Capítulo 1 - Tenemos todo el tiempo del mundo

176 63 27
                                    

Tal vez sea un poco pronto para hablarte de mis monstruos, pero no sabría empezar de otra forma. Mi psicóloga dice que todos tenemos de eso. Viven dentro de nosotros y son como historias abiertas. Inacabadas. Páginas enteras que un día decidimos saltar, en busca de otras nuevas que nos gusten más. Pero que ahí se quedan. Y cuanto más quieres alejarte de esas historias, más fuerza toman.

Yo estoy cansado de seguir huyendo de la mía.

Ojalá puedas llegar a entenderme.

En mi caso, recuerdo perfectamente que esos monstruos comenzaron a tirarme de los pelos justo ocho años y dos semanas después del accidente que casi acaba con mi vida por primera vez, en el verano de 2037. El mismo accidente que me envió a babear el pijama de rallas del hospital durante ocho largos años. Ocho años que pasaron como ocho estrellas fugaces, resbalando una a una por entre el cinturón de cicatrices de mi garganta y mi abdomen, todas a la vez, mientras disfrutaban de mis ocho años de sumisión y coma inducido. Aunque para mí esos ocho años de sueño no existieron. Se esfumaron sobre las sábanas de un hospital. Recuerdo con nostalgia esas dos primeras semanas tras El Despertar en la Habitación 411, a finales de otoño de 2045. A decir verdad, fueron bastante tranquilas. Un detalle que sería poco relevante de no ser por lo que ahora sé. Dos semanas de paz y sosiego que significaron el inicio de la vuelta atrás hacia mis demonios. 

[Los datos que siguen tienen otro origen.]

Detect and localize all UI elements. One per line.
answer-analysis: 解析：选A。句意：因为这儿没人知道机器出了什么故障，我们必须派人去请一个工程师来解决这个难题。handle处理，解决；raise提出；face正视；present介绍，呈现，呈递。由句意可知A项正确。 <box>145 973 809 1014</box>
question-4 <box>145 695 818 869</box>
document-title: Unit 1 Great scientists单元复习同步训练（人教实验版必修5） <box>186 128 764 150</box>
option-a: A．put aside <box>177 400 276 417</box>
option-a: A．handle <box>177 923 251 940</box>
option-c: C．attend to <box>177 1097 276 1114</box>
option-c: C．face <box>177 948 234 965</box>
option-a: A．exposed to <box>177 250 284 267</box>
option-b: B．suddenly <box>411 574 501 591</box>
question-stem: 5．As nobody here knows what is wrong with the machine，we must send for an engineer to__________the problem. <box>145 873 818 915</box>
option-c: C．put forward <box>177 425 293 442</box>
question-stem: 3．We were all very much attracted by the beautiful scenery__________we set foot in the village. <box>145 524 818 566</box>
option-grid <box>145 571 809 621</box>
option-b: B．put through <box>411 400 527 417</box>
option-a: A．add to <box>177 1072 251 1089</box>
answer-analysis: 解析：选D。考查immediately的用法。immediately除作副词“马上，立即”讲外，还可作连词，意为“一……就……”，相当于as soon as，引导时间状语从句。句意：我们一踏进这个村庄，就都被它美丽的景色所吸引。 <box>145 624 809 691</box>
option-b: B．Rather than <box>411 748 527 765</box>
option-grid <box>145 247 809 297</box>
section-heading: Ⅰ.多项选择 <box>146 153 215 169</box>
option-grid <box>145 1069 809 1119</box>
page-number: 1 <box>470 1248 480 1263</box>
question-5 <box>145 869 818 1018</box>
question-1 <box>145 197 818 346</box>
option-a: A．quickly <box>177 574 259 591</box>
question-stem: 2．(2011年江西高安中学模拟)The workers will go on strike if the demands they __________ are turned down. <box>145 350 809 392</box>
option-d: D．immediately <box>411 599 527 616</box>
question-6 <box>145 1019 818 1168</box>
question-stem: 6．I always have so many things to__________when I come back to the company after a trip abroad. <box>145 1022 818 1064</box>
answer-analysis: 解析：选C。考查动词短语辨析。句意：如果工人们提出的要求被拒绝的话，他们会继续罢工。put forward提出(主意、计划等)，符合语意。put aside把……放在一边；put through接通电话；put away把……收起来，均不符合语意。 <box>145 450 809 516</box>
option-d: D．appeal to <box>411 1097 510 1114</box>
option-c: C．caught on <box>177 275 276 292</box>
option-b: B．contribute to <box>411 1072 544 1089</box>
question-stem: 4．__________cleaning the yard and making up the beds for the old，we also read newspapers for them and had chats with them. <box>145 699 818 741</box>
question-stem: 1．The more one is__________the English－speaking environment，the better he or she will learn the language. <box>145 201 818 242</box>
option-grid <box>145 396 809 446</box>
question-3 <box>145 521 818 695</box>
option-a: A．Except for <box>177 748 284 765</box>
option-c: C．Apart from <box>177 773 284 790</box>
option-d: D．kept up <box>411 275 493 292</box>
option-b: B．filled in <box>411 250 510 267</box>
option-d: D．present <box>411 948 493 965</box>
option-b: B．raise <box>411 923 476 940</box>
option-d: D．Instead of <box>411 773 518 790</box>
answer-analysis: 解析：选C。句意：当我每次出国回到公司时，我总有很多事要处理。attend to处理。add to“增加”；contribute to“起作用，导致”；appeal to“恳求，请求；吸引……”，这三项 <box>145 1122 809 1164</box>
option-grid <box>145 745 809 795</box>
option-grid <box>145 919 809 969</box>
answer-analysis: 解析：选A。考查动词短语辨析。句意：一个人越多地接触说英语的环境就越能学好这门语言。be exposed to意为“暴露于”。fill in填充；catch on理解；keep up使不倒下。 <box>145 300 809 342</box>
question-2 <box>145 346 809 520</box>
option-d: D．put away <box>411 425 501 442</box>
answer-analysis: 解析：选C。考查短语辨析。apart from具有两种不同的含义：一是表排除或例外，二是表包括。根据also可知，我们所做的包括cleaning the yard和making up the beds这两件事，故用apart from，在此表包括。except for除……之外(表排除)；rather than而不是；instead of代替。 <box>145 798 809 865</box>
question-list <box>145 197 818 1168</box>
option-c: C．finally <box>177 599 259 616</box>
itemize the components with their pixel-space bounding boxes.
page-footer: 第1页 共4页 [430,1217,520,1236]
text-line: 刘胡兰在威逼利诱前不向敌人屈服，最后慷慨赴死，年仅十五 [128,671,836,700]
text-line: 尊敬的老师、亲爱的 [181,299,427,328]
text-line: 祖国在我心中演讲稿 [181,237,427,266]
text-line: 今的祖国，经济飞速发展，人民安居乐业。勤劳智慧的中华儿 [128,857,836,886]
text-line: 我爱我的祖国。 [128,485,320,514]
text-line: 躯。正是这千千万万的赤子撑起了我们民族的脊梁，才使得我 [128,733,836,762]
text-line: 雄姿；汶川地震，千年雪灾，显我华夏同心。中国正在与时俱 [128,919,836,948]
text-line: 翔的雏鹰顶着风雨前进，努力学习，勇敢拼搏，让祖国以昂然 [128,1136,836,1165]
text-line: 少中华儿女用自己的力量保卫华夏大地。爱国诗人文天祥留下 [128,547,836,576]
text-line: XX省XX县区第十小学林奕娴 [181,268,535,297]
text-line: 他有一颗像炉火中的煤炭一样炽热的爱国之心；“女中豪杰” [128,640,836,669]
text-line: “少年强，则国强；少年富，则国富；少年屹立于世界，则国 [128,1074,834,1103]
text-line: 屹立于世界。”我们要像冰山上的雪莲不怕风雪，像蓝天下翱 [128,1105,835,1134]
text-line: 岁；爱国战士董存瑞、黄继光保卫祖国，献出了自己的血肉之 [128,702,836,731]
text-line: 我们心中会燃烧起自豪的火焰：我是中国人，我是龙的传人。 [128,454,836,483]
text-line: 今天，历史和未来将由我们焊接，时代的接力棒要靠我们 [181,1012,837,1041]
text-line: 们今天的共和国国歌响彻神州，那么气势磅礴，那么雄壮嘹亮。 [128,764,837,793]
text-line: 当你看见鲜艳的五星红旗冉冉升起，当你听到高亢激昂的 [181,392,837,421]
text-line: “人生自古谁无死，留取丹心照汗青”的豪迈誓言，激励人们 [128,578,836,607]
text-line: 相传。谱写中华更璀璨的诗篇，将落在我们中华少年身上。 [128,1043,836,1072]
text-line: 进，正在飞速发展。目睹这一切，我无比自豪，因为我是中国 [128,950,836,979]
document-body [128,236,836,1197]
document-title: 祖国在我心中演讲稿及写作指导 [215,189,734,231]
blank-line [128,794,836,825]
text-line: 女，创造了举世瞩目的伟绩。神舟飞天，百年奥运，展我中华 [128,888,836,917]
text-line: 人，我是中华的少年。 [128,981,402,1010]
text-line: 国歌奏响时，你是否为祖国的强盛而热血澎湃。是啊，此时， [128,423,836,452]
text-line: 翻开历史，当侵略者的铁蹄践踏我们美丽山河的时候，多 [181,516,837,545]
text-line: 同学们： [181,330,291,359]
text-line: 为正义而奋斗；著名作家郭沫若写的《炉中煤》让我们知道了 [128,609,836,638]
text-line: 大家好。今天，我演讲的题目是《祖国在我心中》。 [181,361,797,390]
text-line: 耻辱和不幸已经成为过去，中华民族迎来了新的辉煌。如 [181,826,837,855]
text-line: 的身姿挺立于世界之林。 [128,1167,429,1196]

Amaia Moncada llegó a mi vida cuando yo aún no era consciente de cuanto la necesitaba. Acababa de salir del hospital. Tocaba recordar quién era yo mismo y entender qué me había pasado.

Lo primero lo conseguimos rápido.

Para lo segundo, yo aún no estaba preparado.

El equipo de medicina interna pensó que verme semanalmente con una psicóloga de su renombre sería un complemento extraordinario en el proceso de recuperación y llamó a casa para recomendarme su consulta.

Amaia era el espejo al que acudía para mirarme todos los martes por la tarde. Siempre tan atenta y cariñosa, me recibía en su casa con un tiramisú de mango y un vaso de agua con gas. Colocaba el diván como a mí me gusta, mirando a la ventana.  La consulta no podía tener mejor localización. En la planta 32 de un rascacielos con vistas al gran lago todo se veía diferente.

El ático fue su primera gran inversión, y tras ella no hizo más que lanzar su carrera por las nubes. Los clientes llegaban de todas las zonas de la ciudad, con toda clase de problemas también. Pronto, las tasas de éxito se convirtieron en exigencias proporcionales y dejó de agradarle. Conservó la relación únicamente con sus clientes más allegados, o selectivamente con aquellos que venían recomendados por su asesoría: dando así por finalizadas el resto de visitas y reduciendo en más de a la mitad la densidad de las mismas. Ella me contaba que así podía dedicar más tiempo a sus chiquitos problemáticos. Y como yo estaba dentro, no se lo rebatí.

La asesoría no tuvo siquiera que intervenir en mi caso. Tenía la suerte de conocer a Amaia de antes, pues ambos coincidimos en el mismo autobús de llegada a la ciudad de El Loto el primer día tras la inauguración del complejo, hará entonces 22 años. Yo tenía sólo 4.

—¿Ves como no pasa nada? —solía utilizar ella para concluir la sesión cada martes—. La clave está en restarle importancia a lo que nos preocupa, de manera proporcional al sufrimiento que nos produce pensar en ello. Para qué querría un chaval tan listo y guapo como tú andar sufriendo por algo que tiene solución. O aún mejor, por algo que no la tiene. Estoy segura de que tus intereses son otros. Cuando algo te duela, cuando algo ocupe demasiado espacio en tu mente, tanto que llegue a asfixiar, pregúntate: ¿realmente eso se merece ser tan importante como para tener que dolerme? Y prueba a soltarlo, a ver qué pasa.